Niezrażone porażką w poprzedniej partii bielszczanki ruszyły ostro do ataku na początku czwartego seta. Po m.in. znakomitych blokach Wojtowicz było 3:0. Mimo dobrego początku rywalki wróciły do gry. Nie minęło kilka minut, a już prowadziły 8:5. Dwa razy przebiła się przez bielski blok Joanna Kaczor i trener Wiktorowicz musiał szybko reagować biorąc czas na żądanie. Kibice zgromadzeni w hali w Bielsku-Białej obejrzeli wkrótce kawał siatkówki na najwyższym poziomie. Obie drużyny nie zamierzały odpuszczać, stąd mieliśmy długie wymiany, fantastyczne obrony i dużo zaciętej gry na siatce. BKS odrobił kilka "oczek" i zbliżył się na dwa punkty do przeciwnika (13:15). Przestrzelony atak przez Jagieło znów zmniejszył prowadzenie. Po ataku Wojtowicz było 15:16. Trener Serwiński wściekał się na swoje zawodniczki, które roztrwoniły przewagę z początku seta (18:18). Końcówka seta przyniosła spodziewane emocje. Przy stanie 20:21 kapitalnym pojedynczym blokiem na Katarzynie Gajgał popisała się Ciaszkiewicz. Chwilę później znów wystąpiła w głównej roli, tym razem w ataku. W decydującym momencie celnie uderzały Mineralne, które miały piłkę setową. Bielszczanki miały piłkę w górze... lecz przestrzeliły. I to Bank BPS Muszynianka doprowadziła do wyrównania w setach po 2. O wszystkim miał zdecydować tie-break.

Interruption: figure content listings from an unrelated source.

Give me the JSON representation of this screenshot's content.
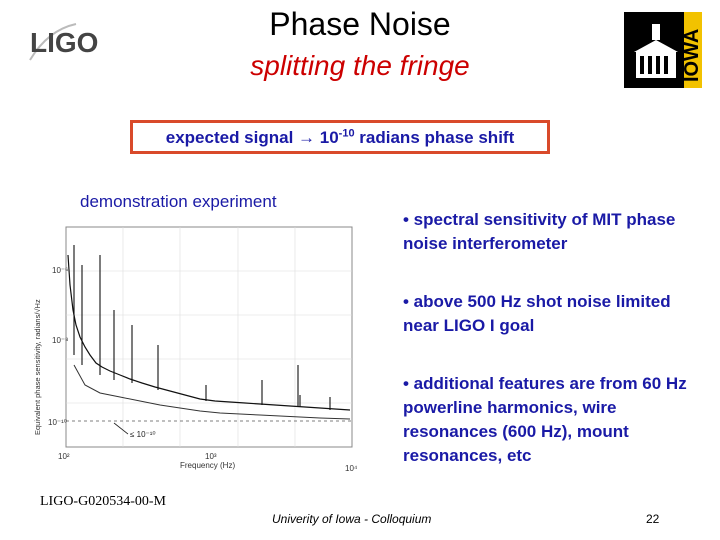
{
  "header": {
    "title": "Phase Noise",
    "subtitle": "splitting the fringe",
    "ligo_logo_text": "LIGO",
    "iowa_logo_text": "IOWA"
  },
  "callout": {
    "prefix": "expected signal ",
    "arrow": "→",
    "base": " 10",
    "exponent": "-10",
    "suffix": " radians phase shift"
  },
  "figure": {
    "caption": "demonstration experiment",
    "ylabel": "Equivalent phase sensitivity, radians/√Hz",
    "xlabel": "Frequency (Hz)",
    "y_ticks": [
      "10⁻⁶",
      "10⁻⁸",
      "10⁻¹⁰"
    ],
    "x_ticks": [
      "10²",
      "10³",
      "10⁴"
    ],
    "annotation": "≤ 10⁻¹⁰"
  },
  "bullets": [
    "• spectral sensitivity of MIT phase noise interferometer",
    "• above 500 Hz shot noise limited near LIGO I goal",
    "• additional features are from 60 Hz powerline  harmonics, wire resonances (600 Hz), mount resonances, etc"
  ],
  "footer": {
    "doc_id": "LIGO-G020534-00-M",
    "center": "Univerity of Iowa - Colloquium",
    "page": "22"
  },
  "colors": {
    "accent_blue": "#1a1aa6",
    "title_red": "#cc0000",
    "box_border": "#d94a2a"
  }
}
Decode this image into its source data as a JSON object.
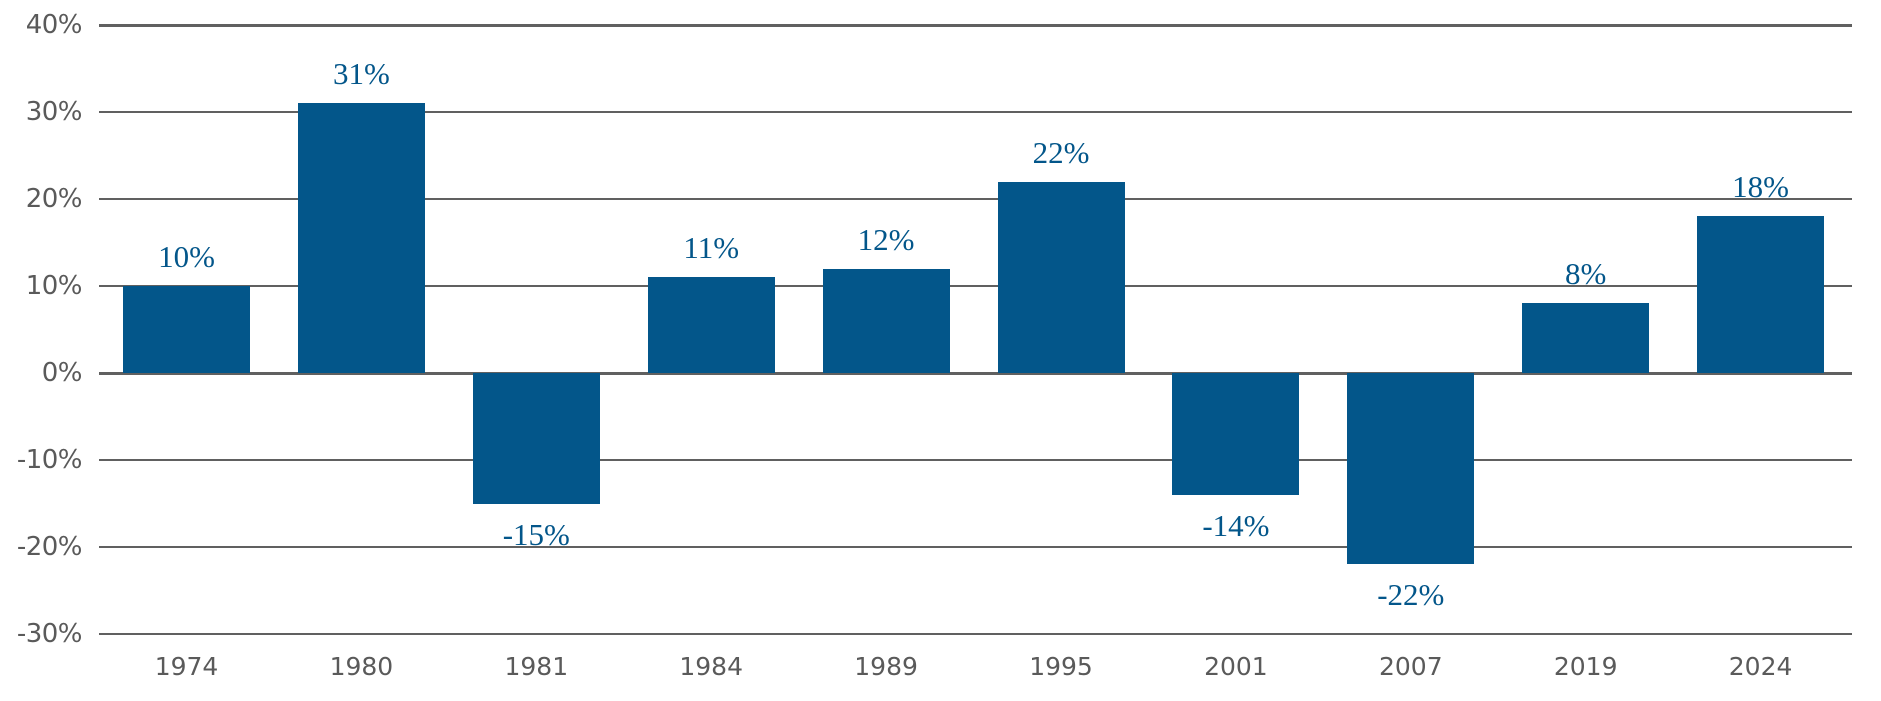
{
  "chart_data": {
    "type": "bar",
    "title": "",
    "xlabel": "",
    "ylabel": "",
    "categories": [
      "1974",
      "1980",
      "1981",
      "1984",
      "1989",
      "1995",
      "2001",
      "2007",
      "2019",
      "2024"
    ],
    "values": [
      10,
      31,
      -15,
      11,
      12,
      22,
      -14,
      -22,
      8,
      18
    ],
    "data_labels": [
      "10%",
      "31%",
      "-15%",
      "11%",
      "12%",
      "22%",
      "-14%",
      "-22%",
      "8%",
      "18%"
    ],
    "ylim": [
      -30,
      40
    ],
    "yticks": [
      40,
      30,
      20,
      10,
      0,
      -10,
      -20,
      -30
    ],
    "ytick_labels": [
      "40%",
      "30%",
      "20%",
      "10%",
      "0%",
      "-10%",
      "-20%",
      "-30%"
    ],
    "grid": true,
    "legend": null
  },
  "colors": {
    "bar": "#03568a",
    "label": "#03568a",
    "grid": "#606060",
    "axis_text": "#5a5a5a"
  }
}
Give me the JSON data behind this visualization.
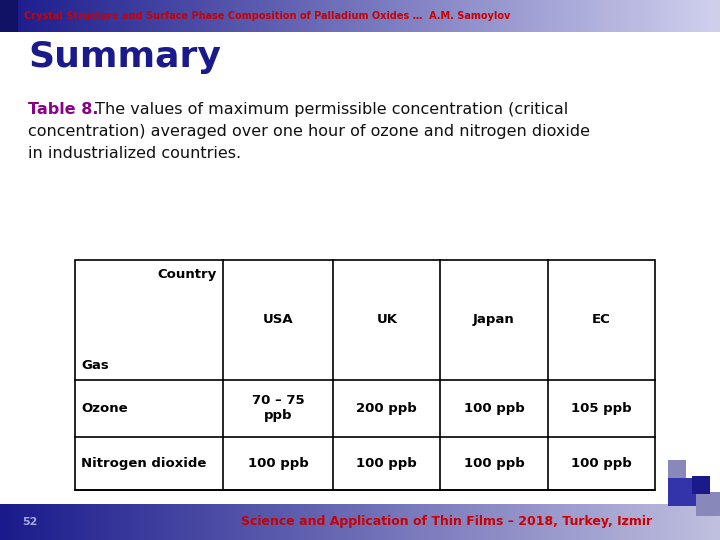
{
  "bg_color": "#ffffff",
  "header_bar_color_left": "#1a1a8c",
  "header_bar_color_right": "#e0e0f5",
  "header_text": "Crystal Structure and Surface Phase Composition of Palladium Oxides …  A.M. Samoylov",
  "header_text_color": "#cc0000",
  "title": "Summary",
  "title_color": "#1a1a8c",
  "caption_bold": "Table 8.",
  "caption_bold_color": "#8b008b",
  "caption_line1": " The values of maximum permissible concentration (critical",
  "caption_line2": "concentration) averaged over one hour of ozone and nitrogen dioxide",
  "caption_line3": "in industrialized countries.",
  "caption_color": "#111111",
  "footer_text": "Science and Application of Thin Films – 2018, Turkey, Izmir",
  "footer_text_color": "#cc0000",
  "footer_bg_left": "#1a1a8c",
  "footer_bg_right": "#c0c0e0",
  "table_rows": [
    [
      "Ozone",
      "70 – 75\nppb",
      "200 ppb",
      "100 ppb",
      "105 ppb"
    ],
    [
      "Nitrogen dioxide",
      "100 ppb",
      "100 ppb",
      "100 ppb",
      "100 ppb"
    ]
  ],
  "corner_square_color": "#3333aa",
  "corner_square2_color": "#8888bb"
}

Mineralne poszły za ciosem w piątej odsłonie. Obie drużyny odczuwały już trudy ponad dwugodzinnego spotkania, jednak wydawało się, że to przyjezdne zachowały więcej sił na decydującą partię. Prowadziły 4:1. Nic bardziej mylnego. BKS jeszcze raz podniósł się z kolan i po asie serwisowym Bamber było 5:4! Skuteczne uderzenie z lewego skrzydła Ciaszkiewicz dało prowadzenie 7:5 i trener Serwiński musiał przerwać natarcie bielszczanek biorąc czas na żądanie. W tym momencie w centrum wydarzeń znalazła się Ciaszkiewicz, a Aluprof prowadził 9:6. Popularna "Ciacho" instynktownym przebiciem piłki dała 11 punkt swojej drużynie, a dwoma z rzędu asami serwisowymi 13 i 14 (14:8). Ostatecznie bielszczanki dopięły swego i wygrały 15:8, a w całym meczu 3:2.
BKS Aluprof: Gabriela Wojtowicz, Joanna Frąckowiak, Berenika Okuniewska, Jolanta Studzienna, Natalia Bamber, Katarzyna Skorupa, Agata Sawicka (libero) oraz Magdalena Matusiak, Anna Kaczmar, Anna Podolec, Karolina Ciaszkiewicz.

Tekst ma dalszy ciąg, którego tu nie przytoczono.